Its intro is branded on my brain from repetition, gentle bass over a ticking beat being interrupted by a weird, phasing effect, the two meshing together until a distorted cello slowly enters. Finn's playing is at her best here, and the other members (R. Luke Dubois, Paul Feuer, and Stephen Krieger) prove even more adept here than elsewhere on the album at playing with, and not around, her. All four players work together superbly; the cello gets the most attention because of its novelty and because it stands out from the wash of electronics surrounding it, but what you really remember is not any one part but their interplay. The following live “Variations on a Freight Theme” is good, but almost an afterthought after the gloomy kineticism of “This is What Happens.”
Miller is, aside from his work on the four variations of the main theme, mostly hard to spot; there's enough going on that he could be anywhere, but Krieger and Dubois are credited with the mix and their website refers to several pieces being exchanged repeatedly until both parties were satisfied. That amount of back-and-forth results in something seamless, musicality and experimentalism kept in perfect balance.
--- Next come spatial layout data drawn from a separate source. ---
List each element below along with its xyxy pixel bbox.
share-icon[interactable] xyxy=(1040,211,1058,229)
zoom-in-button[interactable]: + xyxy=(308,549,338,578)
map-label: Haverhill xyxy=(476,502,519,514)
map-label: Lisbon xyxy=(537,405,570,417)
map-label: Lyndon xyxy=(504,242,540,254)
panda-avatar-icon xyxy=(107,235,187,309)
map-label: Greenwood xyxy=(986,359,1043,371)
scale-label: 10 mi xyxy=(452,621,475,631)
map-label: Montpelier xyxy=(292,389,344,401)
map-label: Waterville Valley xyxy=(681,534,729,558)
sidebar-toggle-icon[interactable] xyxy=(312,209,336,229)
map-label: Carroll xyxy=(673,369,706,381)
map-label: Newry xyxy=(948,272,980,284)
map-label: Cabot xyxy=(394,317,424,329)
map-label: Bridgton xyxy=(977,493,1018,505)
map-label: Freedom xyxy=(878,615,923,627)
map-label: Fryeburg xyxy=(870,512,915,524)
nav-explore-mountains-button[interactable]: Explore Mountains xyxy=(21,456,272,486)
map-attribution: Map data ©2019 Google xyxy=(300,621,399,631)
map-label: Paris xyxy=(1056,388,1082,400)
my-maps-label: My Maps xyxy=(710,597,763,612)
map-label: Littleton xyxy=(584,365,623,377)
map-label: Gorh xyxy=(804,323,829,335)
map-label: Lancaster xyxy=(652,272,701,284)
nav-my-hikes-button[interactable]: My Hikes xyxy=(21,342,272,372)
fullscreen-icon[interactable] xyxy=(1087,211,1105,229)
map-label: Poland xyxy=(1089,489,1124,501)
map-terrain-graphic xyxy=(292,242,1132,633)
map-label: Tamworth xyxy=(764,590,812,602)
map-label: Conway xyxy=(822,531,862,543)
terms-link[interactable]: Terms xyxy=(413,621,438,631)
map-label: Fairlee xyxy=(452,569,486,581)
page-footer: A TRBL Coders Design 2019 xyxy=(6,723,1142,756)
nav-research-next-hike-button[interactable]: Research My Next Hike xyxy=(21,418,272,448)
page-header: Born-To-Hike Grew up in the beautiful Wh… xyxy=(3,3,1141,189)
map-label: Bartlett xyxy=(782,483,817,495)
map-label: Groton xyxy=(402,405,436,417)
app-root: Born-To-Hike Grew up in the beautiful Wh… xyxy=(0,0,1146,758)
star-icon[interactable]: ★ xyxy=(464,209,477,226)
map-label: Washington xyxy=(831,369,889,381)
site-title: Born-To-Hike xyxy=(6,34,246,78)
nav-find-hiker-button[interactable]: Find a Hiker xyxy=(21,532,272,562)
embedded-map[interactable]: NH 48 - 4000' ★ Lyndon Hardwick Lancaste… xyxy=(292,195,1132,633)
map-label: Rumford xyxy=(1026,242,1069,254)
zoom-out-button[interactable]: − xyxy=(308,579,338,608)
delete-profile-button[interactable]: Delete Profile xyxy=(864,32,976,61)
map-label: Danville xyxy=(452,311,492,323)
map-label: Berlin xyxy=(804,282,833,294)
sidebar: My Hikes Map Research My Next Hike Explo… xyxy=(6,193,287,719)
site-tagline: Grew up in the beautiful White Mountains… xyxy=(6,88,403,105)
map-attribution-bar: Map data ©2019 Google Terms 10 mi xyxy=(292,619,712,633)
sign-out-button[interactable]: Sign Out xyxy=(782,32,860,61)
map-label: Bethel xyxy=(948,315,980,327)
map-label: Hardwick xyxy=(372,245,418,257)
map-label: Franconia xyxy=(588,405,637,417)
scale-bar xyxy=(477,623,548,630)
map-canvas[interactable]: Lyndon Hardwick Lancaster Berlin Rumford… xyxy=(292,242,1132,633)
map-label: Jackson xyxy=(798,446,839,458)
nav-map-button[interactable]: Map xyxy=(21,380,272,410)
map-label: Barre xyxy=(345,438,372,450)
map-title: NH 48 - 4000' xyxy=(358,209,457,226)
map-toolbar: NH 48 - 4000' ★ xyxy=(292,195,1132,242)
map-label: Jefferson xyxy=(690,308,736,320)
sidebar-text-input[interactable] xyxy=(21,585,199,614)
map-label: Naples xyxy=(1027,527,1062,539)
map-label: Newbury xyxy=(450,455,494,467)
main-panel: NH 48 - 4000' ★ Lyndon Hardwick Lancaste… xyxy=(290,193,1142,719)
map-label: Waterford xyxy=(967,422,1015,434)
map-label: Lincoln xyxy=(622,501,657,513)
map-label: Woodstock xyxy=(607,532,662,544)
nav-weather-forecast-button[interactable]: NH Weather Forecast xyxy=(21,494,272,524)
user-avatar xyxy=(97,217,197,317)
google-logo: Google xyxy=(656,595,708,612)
There are also, as I said, a few interstitials and shorter pieces, but they work as brief breathers, a little palate cleanser between courses. There's nothing wrong with an album having an intellectual dimension, in fact at best (as is the case with this record) there's something very right about it, adding depth to explore and appreciate. But too many works that strive for that sort of resonance forget that before all of that you've got to grab the listener and give them good music. DJ Spooky and the Freight Elevator Quartet have sewn together their disparate styles and approaches into something that above and beyond being interesting conceptually hits the hips and the heart as well as the brain. File Under Futurism isn't just an interesting side project for fans of the acts involved, it's one of the best albums of electronic music made in 1999.